Oral supplementation of an alkylglycerol mix comprising different alkyl chains effectively modulates multiple endogenous plasmalogen species in mice

Paul S, Rasmiena AA, Huynh K, Smith AAT, Mellett NA, Jandeleit-Dahm K, Lancaster GI, Meikle PJ. (2021) Oral supplementation of an alkylglycerol mix comprising different alkyl chains effectively modulates multiple endogenous plasmalogen species in mice. Metabolites

Plasmalogens are a class of lipids that contain a vinyl-ether bond at sn-1. The double bond causes this lipid class to have a more compact structure and leads to important roles in membrane structure, membrane fusion, cholesterol transport, and anti-oxidant properties through scavenging radical oxygen species. Plasmalogens are found in most mammalian tissues, and are most abundant in the brain, heart, kidney, skeletal muscle, and in some immune cells. Due to their variety of roles and distribution throughout the body, it is unsurprising that when plasmalogen levels are reduced it is associated with diseases including Alzheimer’s disease, Parkinson’s disease, multiple sclerosis, and rhizomelic chondrodysplasia punctata. Prior work looking at plasmalogen precursors as suitable plasmalogen replacement therapies have demonstrated some incorporation of plasmalogens, but generally do not reproduce the normal plasmalogen distribution pattern. As batyl (O-18:0), chimyl (O-16:0), and selachyl (O-18:1) alcohols individually only increase plasmalogens with a specific alkyl chain and cause a compensatory decrease in other plasmalogens, Paul et al wanted to investigate the efficacy of a mix of these major alkylglycerols (AKGs) at a 1:1:1 ratio at increasing plasmalogen levels and maintaining the ratios of endogenous plasmalogen species.

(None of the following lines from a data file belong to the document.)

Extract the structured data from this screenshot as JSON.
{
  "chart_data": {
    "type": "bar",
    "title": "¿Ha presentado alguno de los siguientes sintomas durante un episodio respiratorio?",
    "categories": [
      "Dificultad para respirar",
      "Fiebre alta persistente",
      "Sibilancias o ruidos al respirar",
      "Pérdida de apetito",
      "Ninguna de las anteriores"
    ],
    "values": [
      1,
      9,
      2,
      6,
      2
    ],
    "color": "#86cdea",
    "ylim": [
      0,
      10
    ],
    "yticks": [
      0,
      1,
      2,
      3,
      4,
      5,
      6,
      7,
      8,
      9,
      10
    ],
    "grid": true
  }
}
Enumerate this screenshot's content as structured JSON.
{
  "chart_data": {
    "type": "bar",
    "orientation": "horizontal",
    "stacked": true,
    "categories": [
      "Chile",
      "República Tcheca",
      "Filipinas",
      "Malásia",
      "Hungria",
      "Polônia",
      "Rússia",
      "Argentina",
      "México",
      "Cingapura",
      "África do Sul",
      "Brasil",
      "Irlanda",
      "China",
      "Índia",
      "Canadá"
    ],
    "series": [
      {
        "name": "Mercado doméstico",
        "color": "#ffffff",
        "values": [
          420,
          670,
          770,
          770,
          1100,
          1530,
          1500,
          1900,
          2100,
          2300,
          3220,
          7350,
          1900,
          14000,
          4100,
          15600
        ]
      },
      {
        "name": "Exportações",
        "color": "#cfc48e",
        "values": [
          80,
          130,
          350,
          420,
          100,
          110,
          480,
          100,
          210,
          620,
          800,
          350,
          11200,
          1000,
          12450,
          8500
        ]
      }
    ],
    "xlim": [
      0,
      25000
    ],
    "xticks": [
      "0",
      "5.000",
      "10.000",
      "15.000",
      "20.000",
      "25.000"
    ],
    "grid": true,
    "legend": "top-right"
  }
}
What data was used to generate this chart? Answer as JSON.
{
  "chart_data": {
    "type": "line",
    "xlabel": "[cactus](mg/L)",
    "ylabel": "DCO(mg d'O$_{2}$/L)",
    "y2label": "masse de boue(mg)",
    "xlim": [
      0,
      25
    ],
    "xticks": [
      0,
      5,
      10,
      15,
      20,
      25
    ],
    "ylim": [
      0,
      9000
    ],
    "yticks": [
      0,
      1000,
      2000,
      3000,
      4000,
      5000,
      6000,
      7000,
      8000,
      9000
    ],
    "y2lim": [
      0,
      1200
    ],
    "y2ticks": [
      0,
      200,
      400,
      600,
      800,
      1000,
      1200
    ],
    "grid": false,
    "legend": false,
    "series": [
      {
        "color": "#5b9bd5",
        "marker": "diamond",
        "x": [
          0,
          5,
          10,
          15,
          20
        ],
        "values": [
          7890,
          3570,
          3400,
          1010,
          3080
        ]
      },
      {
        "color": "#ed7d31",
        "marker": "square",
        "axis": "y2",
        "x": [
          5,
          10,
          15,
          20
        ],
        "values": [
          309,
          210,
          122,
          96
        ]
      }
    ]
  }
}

To determine whether the AKG mix treatment altered endogenous plasmalogen levels, mice were treated with a daily dose of 12 mg of AKG mix or 10 mg of the vehicle plus 10 mg of vehicle in water by oral gavage for 1, 2, 4, 8, or 12 weeks. In plasma there was an increase in ethanolamine plasmalogens (~5 nmol/μmol to ~9 nmol/μmol) and choline plasmalogens (~2 nmol/μmol to ~4.5 nmol/μmol) over the first two weeks of treatment with these levels being maintained for the rest of the treatment period. In the adipose tissue ethanolamine plasmalogens increased throughout 4 weeks of treatment (~120 nmol/μmol to ~180 nmol/μmol) then were maintained for the rest of the treatment time and the choline plasmalogens only took 2 weeks to double (~5 nmol/μmol to ~10 nmol/μmol) and then were maintained throughout the rest of the study. The liver showed more modest increases in plasmalogens with the ethanolamine plasmalogen showing a significant increase (~11 nmol/μmol to ~13 nmol/μmol) after 12 weeks of treatment and choline plasmalogens increasing after 1 week, but with the greatest difference being at the 12-week timepoint (~2 nmol/μmol to ~3 nmol/μmol). The AKG mix treatment did not improve plasmalogen levels in the skeletal muscle.

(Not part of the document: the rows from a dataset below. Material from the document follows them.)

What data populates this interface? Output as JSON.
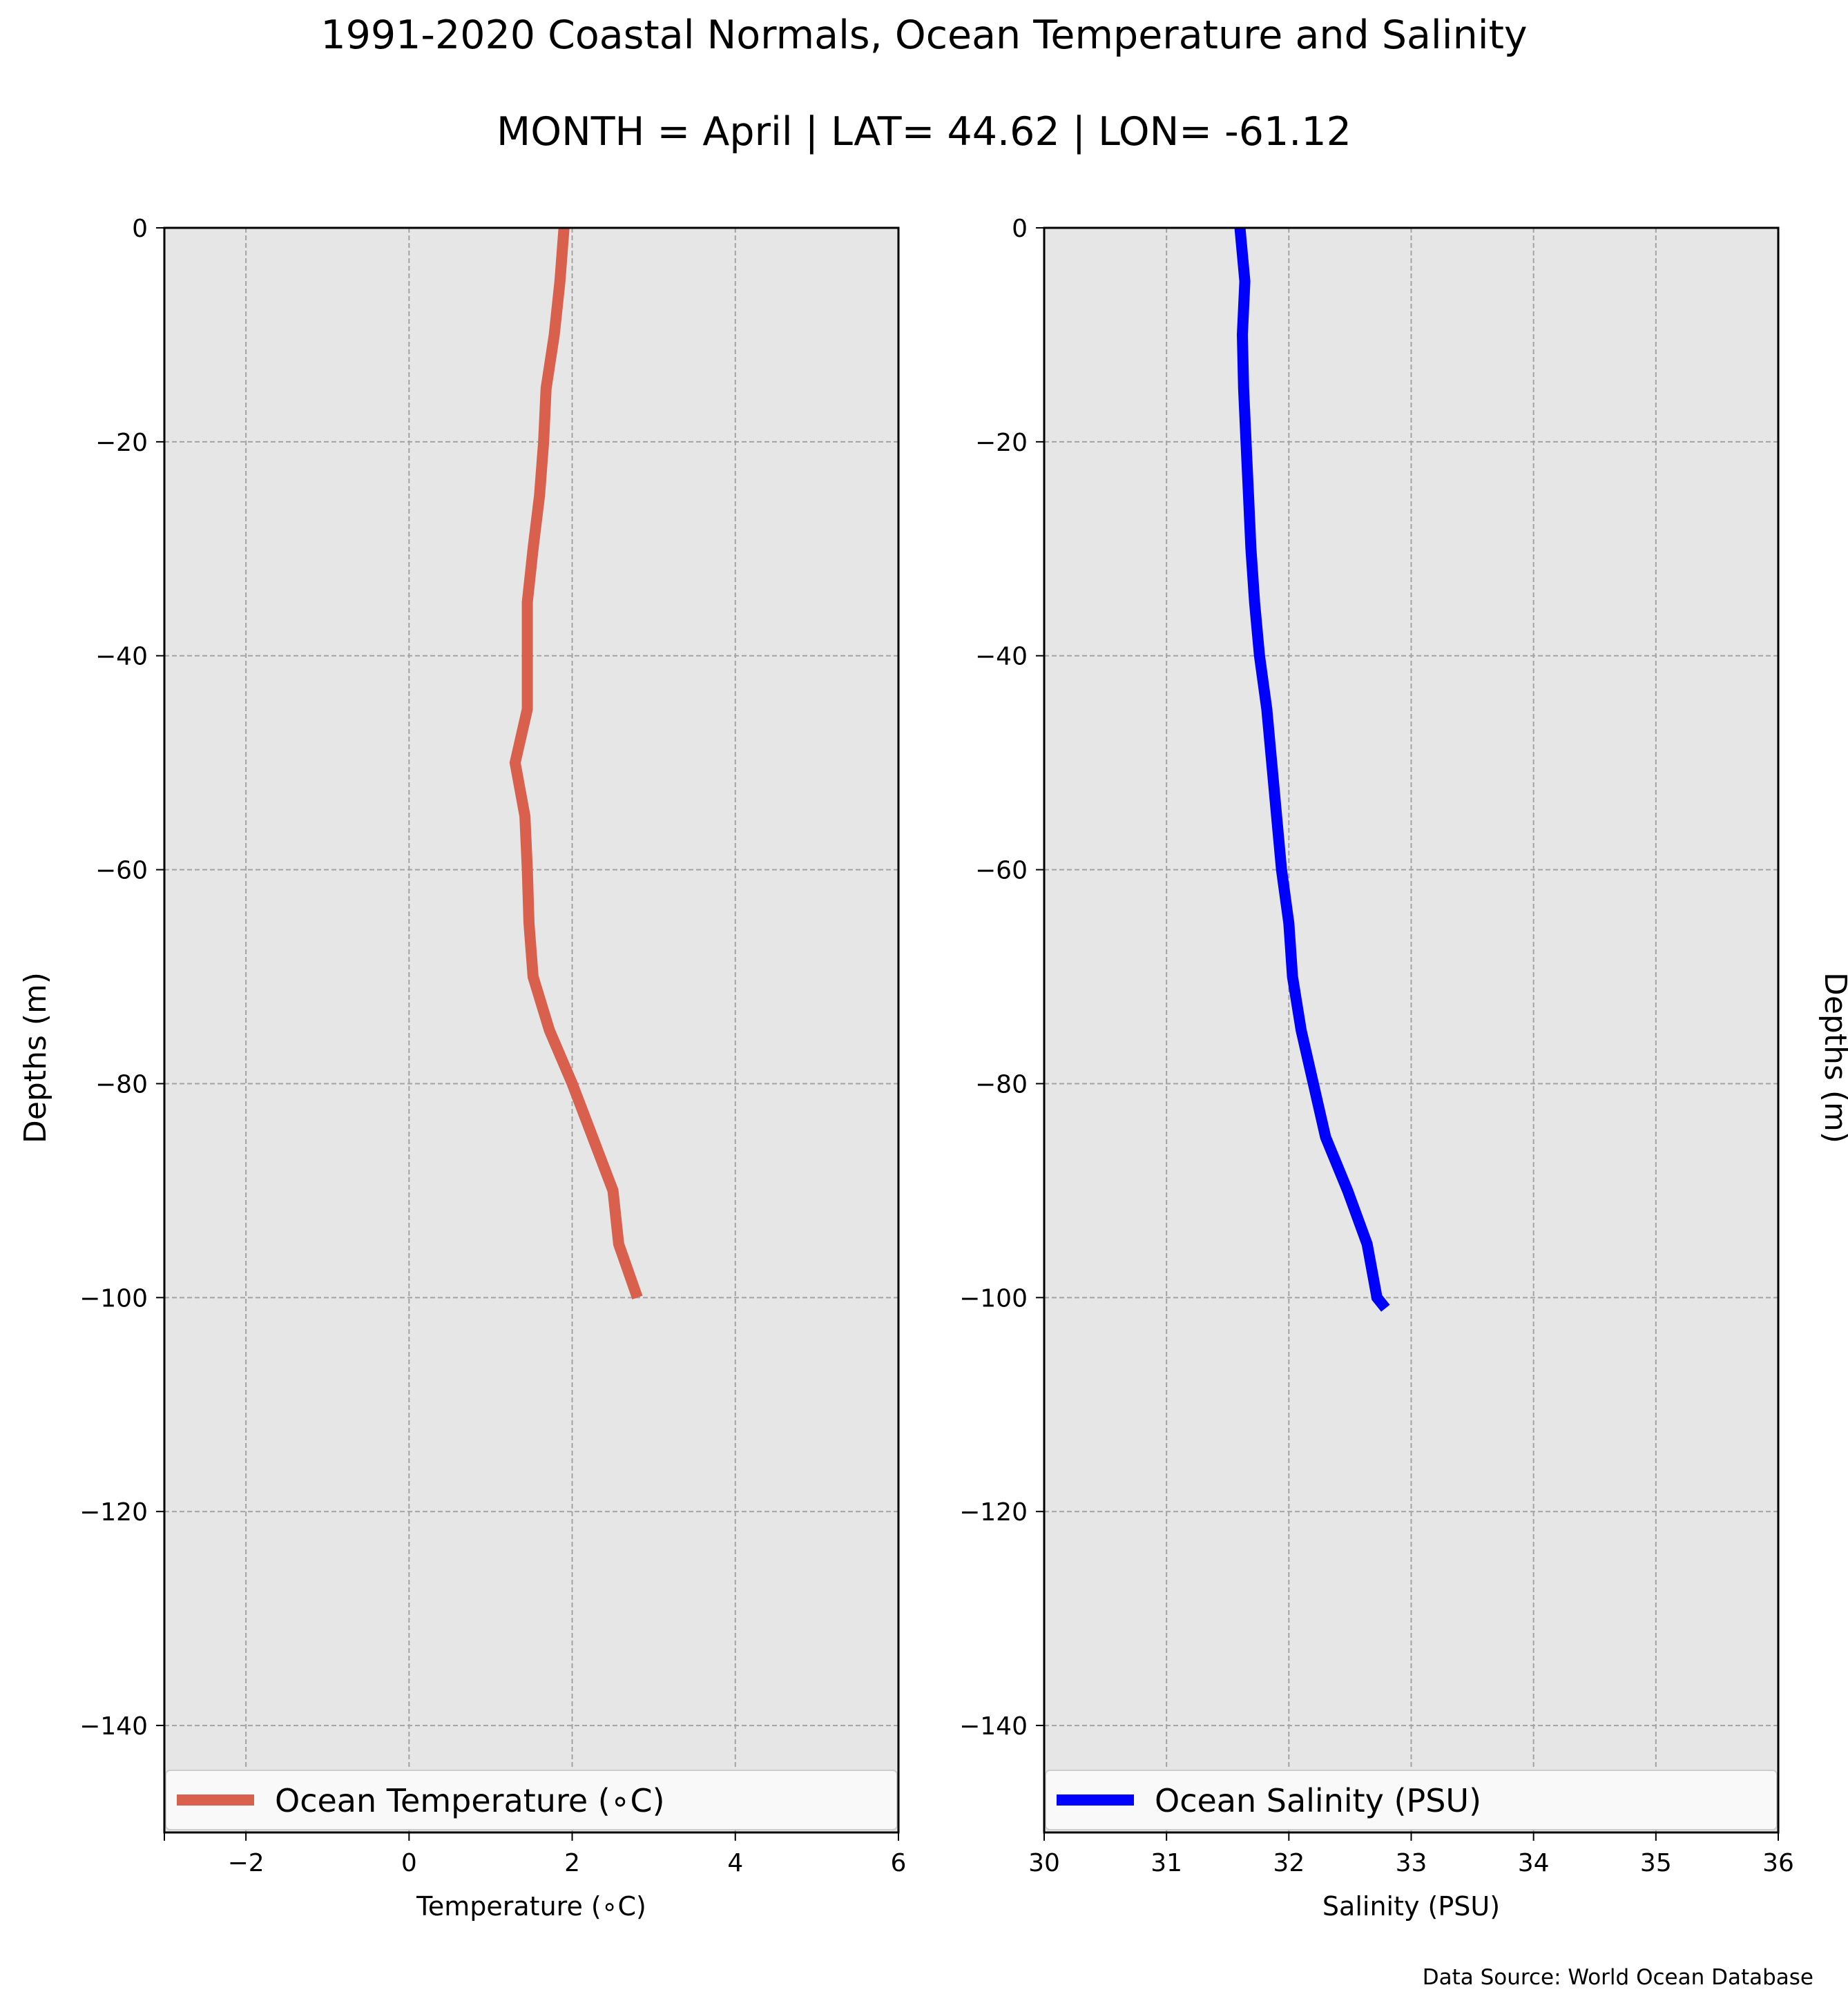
{
  "title": "1991-2020 Coastal Normals, Ocean Temperature and Salinity",
  "subtitle": "MONTH = April | LAT= 44.62 | LON= -61.12",
  "source": "Data Source: World Ocean Database",
  "chart_data": [
    {
      "type": "line",
      "xlabel": "Temperature (∘C)",
      "ylabel": "Depths (m)",
      "xlim": [
        -3,
        6
      ],
      "ylim": [
        -150,
        0
      ],
      "xticks": [
        -2,
        0,
        2,
        4,
        6
      ],
      "xtick_labels": [
        "−2",
        "0",
        "2",
        "4",
        "6"
      ],
      "yticks": [
        0,
        -20,
        -40,
        -60,
        -80,
        -100,
        -120,
        -140
      ],
      "ytick_labels": [
        "0",
        "−20",
        "−40",
        "−60",
        "−80",
        "−100",
        "−120",
        "−140"
      ],
      "grid": true,
      "background": "#e6e6e6",
      "legend_position": "bottom",
      "series": [
        {
          "name": "Ocean Temperature (∘C)",
          "color": "#d9604c",
          "x": [
            1.9,
            1.85,
            1.78,
            1.68,
            1.65,
            1.6,
            1.52,
            1.45,
            1.45,
            1.3,
            1.42,
            1.45,
            1.47,
            1.52,
            1.72,
            2.0,
            2.25,
            2.5,
            2.57,
            2.8
          ],
          "y": [
            0,
            -5,
            -10,
            -15,
            -20,
            -25,
            -30,
            -35,
            -45,
            -50,
            -55,
            -60,
            -65,
            -70,
            -75,
            -80,
            -85,
            -90,
            -95,
            -100
          ]
        }
      ]
    },
    {
      "type": "line",
      "xlabel": "Salinity (PSU)",
      "ylabel": "Depths (m)",
      "xlim": [
        30,
        36
      ],
      "ylim": [
        -150,
        0
      ],
      "xticks": [
        30,
        31,
        32,
        33,
        34,
        35,
        36
      ],
      "xtick_labels": [
        "30",
        "31",
        "32",
        "33",
        "34",
        "35",
        "36"
      ],
      "yticks": [
        0,
        -20,
        -40,
        -60,
        -80,
        -100,
        -120,
        -140
      ],
      "ytick_labels": [
        "0",
        "−20",
        "−40",
        "−60",
        "−80",
        "−100",
        "−120",
        "−140"
      ],
      "grid": true,
      "background": "#e6e6e6",
      "legend_position": "bottom",
      "ylabel_side": "right",
      "series": [
        {
          "name": "Ocean Salinity (PSU)",
          "color": "#0000ff",
          "x": [
            31.6,
            31.64,
            31.62,
            31.63,
            31.65,
            31.67,
            31.69,
            31.72,
            31.76,
            31.82,
            31.86,
            31.9,
            31.94,
            32.0,
            32.03,
            32.1,
            32.2,
            32.3,
            32.48,
            32.64,
            32.72,
            32.79
          ],
          "y": [
            0,
            -5,
            -10,
            -15,
            -20,
            -25,
            -30,
            -35,
            -40,
            -45,
            -50,
            -55,
            -60,
            -65,
            -70,
            -75,
            -80,
            -85,
            -90,
            -95,
            -100,
            -101
          ]
        }
      ]
    }
  ]
}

To further break down the effects of AKG supplementation across ethanolamine plasmalogen species, species were grouped based on their alkenyl group (PE(P-16:0), PE(P-18:0) and PE(P-18:1)). In plasma it was found that all three groups showed an increase with AKG mix administration, but they did not increase equally. PE(P-18:0) increased the most followed by PE(P-16:0) then PE(P-18:1), but all were statistically significant. In adipose tissue PE(P-18:0) and PE(P-16:0) were significantly increased, but the difference seen in PE(P-18:1) was not significant. In the liver there was only a significant increase in PE(P-18:0) and in skeletal muscle a significant decrease in PE(P-18:1).

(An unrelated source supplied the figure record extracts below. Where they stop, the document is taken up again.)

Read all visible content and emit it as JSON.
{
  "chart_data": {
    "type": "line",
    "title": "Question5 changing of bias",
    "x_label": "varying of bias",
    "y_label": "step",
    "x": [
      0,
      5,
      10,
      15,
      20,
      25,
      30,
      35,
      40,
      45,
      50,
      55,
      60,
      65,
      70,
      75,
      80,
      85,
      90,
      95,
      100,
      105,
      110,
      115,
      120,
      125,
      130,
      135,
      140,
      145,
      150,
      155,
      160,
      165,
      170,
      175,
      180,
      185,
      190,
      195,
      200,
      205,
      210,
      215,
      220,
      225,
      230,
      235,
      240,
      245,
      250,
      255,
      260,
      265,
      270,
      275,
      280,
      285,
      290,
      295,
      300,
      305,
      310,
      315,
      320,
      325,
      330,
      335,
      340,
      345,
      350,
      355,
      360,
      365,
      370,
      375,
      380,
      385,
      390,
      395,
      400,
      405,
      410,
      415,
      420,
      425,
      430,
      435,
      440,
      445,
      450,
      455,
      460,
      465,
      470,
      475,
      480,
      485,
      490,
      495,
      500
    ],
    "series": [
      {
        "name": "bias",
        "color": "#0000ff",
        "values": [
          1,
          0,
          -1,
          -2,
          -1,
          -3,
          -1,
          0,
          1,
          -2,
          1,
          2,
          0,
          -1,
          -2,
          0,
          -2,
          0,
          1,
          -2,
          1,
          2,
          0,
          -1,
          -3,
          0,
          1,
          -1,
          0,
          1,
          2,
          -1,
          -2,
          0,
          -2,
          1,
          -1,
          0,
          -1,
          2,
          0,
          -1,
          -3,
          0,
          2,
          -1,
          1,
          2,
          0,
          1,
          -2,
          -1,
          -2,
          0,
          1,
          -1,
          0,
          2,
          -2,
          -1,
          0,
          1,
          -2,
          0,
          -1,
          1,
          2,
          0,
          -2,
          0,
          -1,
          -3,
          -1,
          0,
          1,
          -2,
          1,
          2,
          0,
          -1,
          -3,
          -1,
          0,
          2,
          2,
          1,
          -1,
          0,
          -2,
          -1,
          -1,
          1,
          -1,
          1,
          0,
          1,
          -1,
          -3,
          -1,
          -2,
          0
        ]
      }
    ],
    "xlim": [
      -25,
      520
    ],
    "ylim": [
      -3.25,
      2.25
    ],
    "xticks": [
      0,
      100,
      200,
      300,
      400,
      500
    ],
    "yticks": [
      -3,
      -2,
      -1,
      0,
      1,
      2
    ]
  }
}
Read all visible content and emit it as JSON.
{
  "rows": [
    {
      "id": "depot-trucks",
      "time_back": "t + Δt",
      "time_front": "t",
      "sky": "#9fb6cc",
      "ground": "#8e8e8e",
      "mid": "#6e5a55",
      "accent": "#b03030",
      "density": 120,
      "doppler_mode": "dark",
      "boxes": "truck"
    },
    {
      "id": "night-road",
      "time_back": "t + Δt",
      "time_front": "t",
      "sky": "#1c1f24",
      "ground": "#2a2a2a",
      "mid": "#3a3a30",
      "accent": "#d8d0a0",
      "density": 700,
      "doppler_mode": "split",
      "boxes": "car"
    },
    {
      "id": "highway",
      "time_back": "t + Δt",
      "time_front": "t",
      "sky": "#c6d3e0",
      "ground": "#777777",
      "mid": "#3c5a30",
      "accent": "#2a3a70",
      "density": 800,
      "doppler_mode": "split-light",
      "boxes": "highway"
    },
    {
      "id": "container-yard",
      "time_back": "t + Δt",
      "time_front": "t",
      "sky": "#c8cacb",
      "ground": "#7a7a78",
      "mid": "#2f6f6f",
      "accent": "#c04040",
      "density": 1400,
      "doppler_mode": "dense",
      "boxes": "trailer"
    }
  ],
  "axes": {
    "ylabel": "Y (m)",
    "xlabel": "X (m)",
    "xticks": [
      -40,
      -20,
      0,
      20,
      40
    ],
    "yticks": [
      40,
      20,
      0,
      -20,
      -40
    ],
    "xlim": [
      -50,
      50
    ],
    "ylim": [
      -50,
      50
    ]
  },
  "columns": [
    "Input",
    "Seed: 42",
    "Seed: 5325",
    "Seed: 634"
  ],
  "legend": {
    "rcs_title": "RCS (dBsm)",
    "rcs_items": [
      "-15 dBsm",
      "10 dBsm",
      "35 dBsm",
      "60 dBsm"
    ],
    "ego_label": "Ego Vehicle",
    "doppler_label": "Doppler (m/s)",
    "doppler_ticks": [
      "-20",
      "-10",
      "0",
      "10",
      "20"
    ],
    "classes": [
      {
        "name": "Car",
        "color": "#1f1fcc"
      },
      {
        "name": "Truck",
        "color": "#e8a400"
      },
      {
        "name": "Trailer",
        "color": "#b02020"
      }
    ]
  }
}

Paul et al demonstrated that a mixture of AKG types can provide an increase in total plasmalogens in different tissues and serum, while mostly not causing other plasmalogen species to decrease due to compensatory mechanisms. Previous work investigating supplementation with individual plasmalogen species has demonstrated the ability to increase plasmalogen levels with the same alkenyl chain, but often also causes a reduction in others, as well as some phospholipid species. These findings suggest that plasmalogen levels were able to increase from the AKG mix treatment and that this did not alter the endogenous species present. As well, increases were not seen in all tissues by all three constituents in the AKG mix, and this could be due to more rigid regulation in some tissues, such as skeletal muscle, compared to others. Going forward it would be interesting to see a study directly comparing individual treatments of batyl (O-18:0), chimyl (O-16:0), and selachyl (O-18:1) alcohols to the AKG mix. As well, since the three constituents of the mix did not increase plasmalogen species equally, altering the ratio from 1:1:1 could be useful to optimize the AKG mix treatment.